WASHINGTON — Pat Meehan started playing hockey when was 4 years old on a partially covered rink in the Philadelphia suburbs.

“It had a roof but no sides and I remember being down there on cold morning with almost sub-zero weather that began to give you the sense of what it was like to make a commitment to hockey,” Meehan said Thursday.

Now 61 and a member of the U.S. House of Representatives from Pennsylvania’s 7th Congressional District, Meehan serves as co-chairman of the Congressional Hockey Caucus, which held a panel discussion on Capitol Hill on Thursday to highlight the positive changes the sport has brought to the communities it serves as it has grown throughout the country. Meehan also plays and will put on the skates for 2017 Congressional Hockey Challenge game between the Lawmakers and the Lobbyists at Kettler Capitals Iceplex in Arlington, Virginia, on Thursday evening.

“It’s not just that the game has grown,” Meehan said. “It’s that the skill level in the game is just remarkable. When we were starting out, there were kids who were naturally talented that didn’t have the overall competition the way they do today and it’s nice.”

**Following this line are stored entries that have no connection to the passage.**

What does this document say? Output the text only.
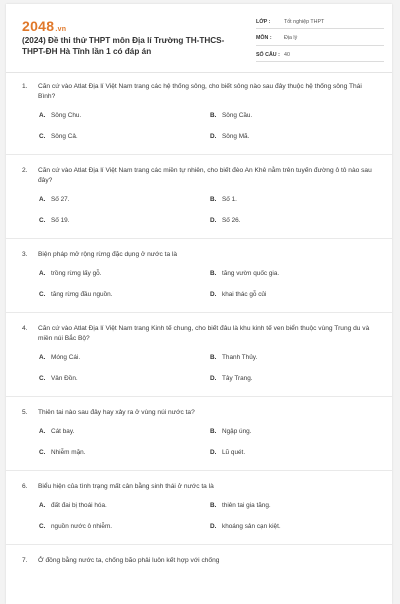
2048.vn
(2024) Đề thi thử THPT môn Địa lí Trường TH-THCS-THPT-ĐH Hà Tĩnh lần 1 có đáp án
LỚP :	Tốt nghiệp THPT
MÔN :	Địa lý
SỐ CÂU : 40
1.	Căn cứ vào Atlat Địa lí Việt Nam trang các hệ thống sông, cho biết sông nào sau đây thuộc hệ thống sông Thái Bình?
A. Sông Chu.	B. Sông Cầu.
C. Sông Cả.	D. Sông Mã.
2.	Căn cứ vào Atlat Địa lí Việt Nam trang các miền tự nhiên, cho biết đèo An Khê nằm trên tuyến đường ô tô nào sau đây?
A. Số 27.	B. Số 1.
C. Số 19.	D. Số 26.
3.	Biện pháp mở rộng rừng đặc dụng ở nước ta là
A. trồng rừng lấy gỗ.	B. tăng vườn quốc gia.
C. tăng rừng đầu nguồn.	D. khai thác gỗ củi
4.	Căn cứ vào Atlat Địa lí Việt Nam trang Kinh tế chung, cho biết đâu là khu kinh tế ven biển thuộc vùng Trung du và miền núi Bắc Bộ?
A. Móng Cái.	B. Thanh Thủy.
C. Vân Đồn.	D. Tây Trang.
5.	Thiên tai nào sau đây hay xảy ra ở vùng núi nước ta?
A. Cát bay.	B. Ngập úng.
C. Nhiễm mặn.	D. Lũ quét.
6.	Biểu hiện của tình trạng mất cân bằng sinh thái ở nước ta là
A. đất đai bị thoái hóa.	B. thiên tai gia tăng.
C. nguồn nước ô nhiễm.	D. khoáng sản cạn kiệt.
7.	Ở đồng bằng nước ta, chống bão phải luôn kết hợp với chống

The Stanley Cup was on hand for the panel discussion, which included NHL Commissioner Gary Bettman, executive director of USA Hockey Dave Ogrean, Washington Capitals president Dick Patrick, Rep. John Katko (R-N.Y.) and Canadian Parliament members Gord Brown and John Brassard.

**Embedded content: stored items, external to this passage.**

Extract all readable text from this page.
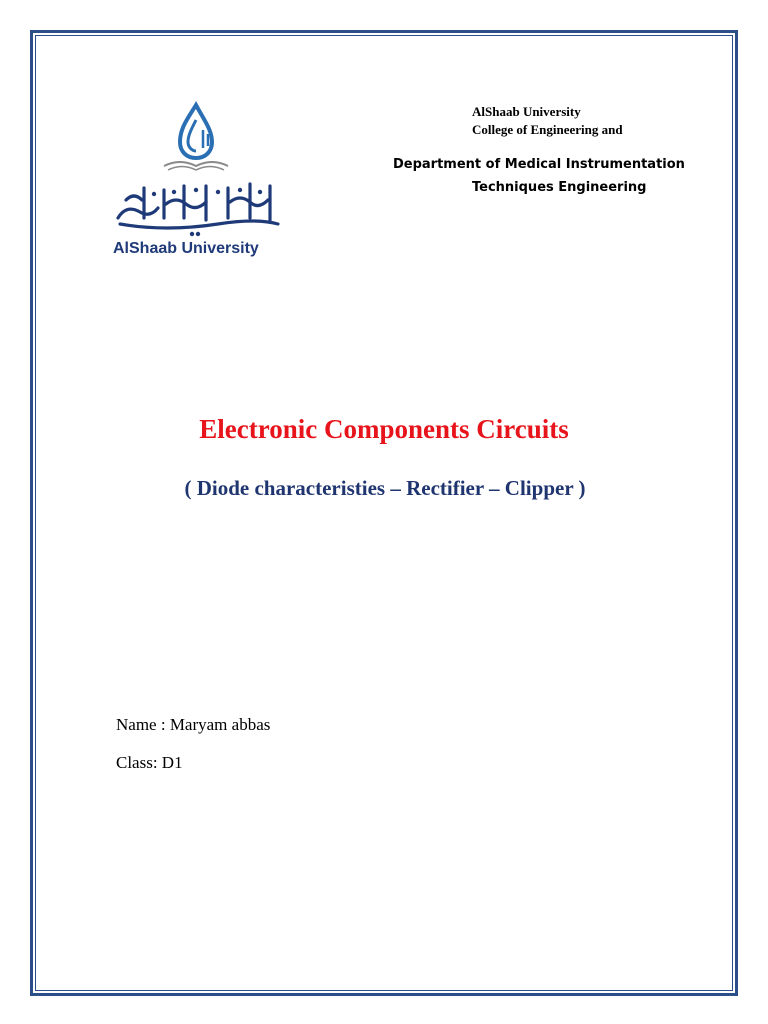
AlShaab University
AlShaab University
College of Engineering and
Department of Medical Instrumentation
Techniques Engineering
Electronic Components Circuits
( Diode characteristies – Rectifier – Clipper )
Name : Maryam abbas
Class: D1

Proceeds from the Congressional Hockey Challenge game will benefit the USA Warriors Ice Hockey Program, the Fort Dupont Ice Hockey Club in Washington and the Thurgood Marshall College Fund.

The USA Warriors’ objective is to use hockey to provide a recreational and therapeutic experience for wounded veterans. The Fort Dupont Ice Hockey Club, founded in 1977, is the oldest minority youth hockey program in North America and a part of the NHL’s Hockey is for Everyone initiative, which promotes giving children of all backgrounds the opportunity to play the game.

The Thurgood Marshall College Fund supports historically black colleges and universities, medical schools and law schools.

Since the first Congressional Hockey Challenge in 2009, the event has raised $850,000 for those organizations.

Commissioner Bettman said the importance of the Congressional Hockey Caucus is that “it gives a recognition and profile for the game as something that’s important in communities and important in people’s lives and our teams, our league, our players, USA Hockey all work together to do initiatives in the communities that make a difference in people’s lives.”

Ogrean detailed how participation in hockey has grown at all age levels among males and females and among disabled participants. That includes sled hockey, standing amputee hockey, deaf and hard of hearing hockey, special hockey, blind hockey and the USA Warriors program.

“We are about as completely vertical an organization as there is, from young people to players over 60 years old,” Ogrean said. “Our support of growing female hockey, especially since its first appearance in the Winter Olympics [in 1998], our embrace of disabled hockey and sled hockey and all the disabled disciplines, I think it’s continuing to broaden the whole embrace of hockey. That’s what I’m most proud of, that we really are trying to make it accessible to everyone.”